Дневальство сегодня предстоит трудное: в роту «похоронка» пришла — у Ярчука отец погиб.

Ярчук прочитал письмо и окаменел. Сидел на нарах, опустив на грудь остриженную наголо голову с темным пятном на макушке.

Хоть Ярчук и шпана, мне его жаль. Хотел было утешить его, но не нашел подходящих слов. Фомин водички принес. Под «Доской приказов и объявлений» бачок стоит с прикрепленной к нему, как на вокзалах, кружкой. Фомин так рванул кружку, что цепочка лопнула.

— Заметит старшина — крик поднимется, — предупредил Петров.

— Плевать! — ответил Фомин и покосился на балкон.

Ротный освободил Ярчука от занятий. Старшина скривил губы, а я подумал: «Правильно!»

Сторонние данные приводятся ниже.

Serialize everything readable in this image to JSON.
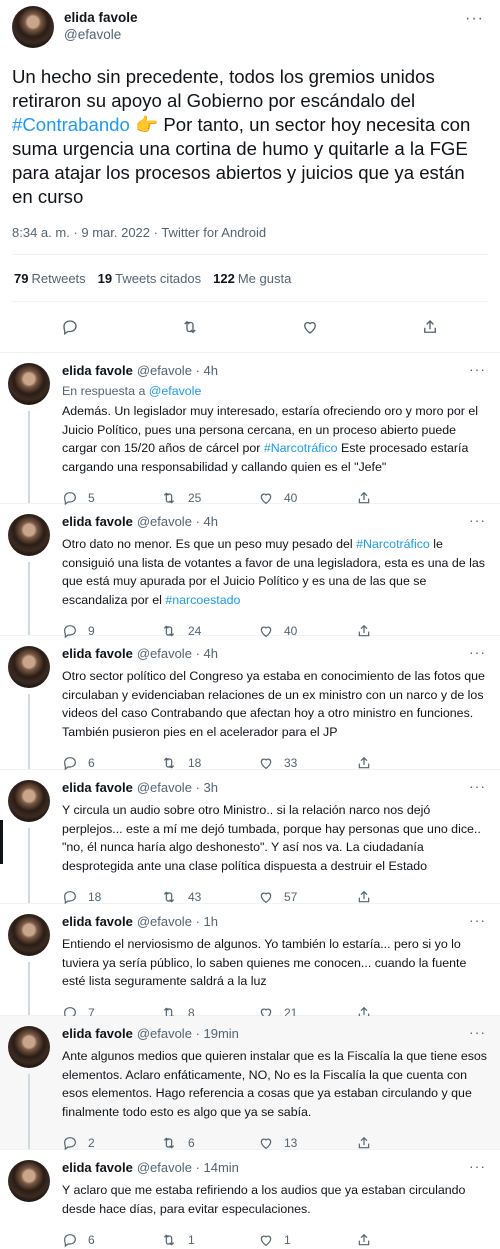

— Везет же людям! — сказал Фомин и, спохватившись, вильнул взглядом в сторону Ярчука — тот ушел в себя, ничего не слышал, ничего не видел.

Пока мы в глубоком тылу, но все понимают, что в любой день и час нас могут поднять по тревоге, погрузить в теплушки и… Я жду этого — радист из меня, несмотря на все старания, не получается. Иногда кажется — фронт находится совсем рядом: на улицах много военных, патрули проверяют документы. Утром, во время поверки, мы ловим голос репродуктора, который висит на балконе — там, где спят младшие командиры. Чаще всего репродуктор сообщает что-нибудь приятное, но бывает, что каждый день он твердит, словно попугай: «Продолжаются упорные бои…» Я уже освоил военную терминологию и понимаю: «Упорные бои» — это атаки и контратаки, кровь на безымянных высотках, лесных опушках, в деревеньках…


— Первая рота, отбой!

Я смотрю на ребят, стаскивающих гимнастерки, и думаю: «А мне стоять и стоять».

Засыпает рота мгновенно, но сегодня многие не спят: видимо, родичей-фронтовиков вспоминают. Колька тоже не спит: ворочается с боку на бок, вздыхает шумно.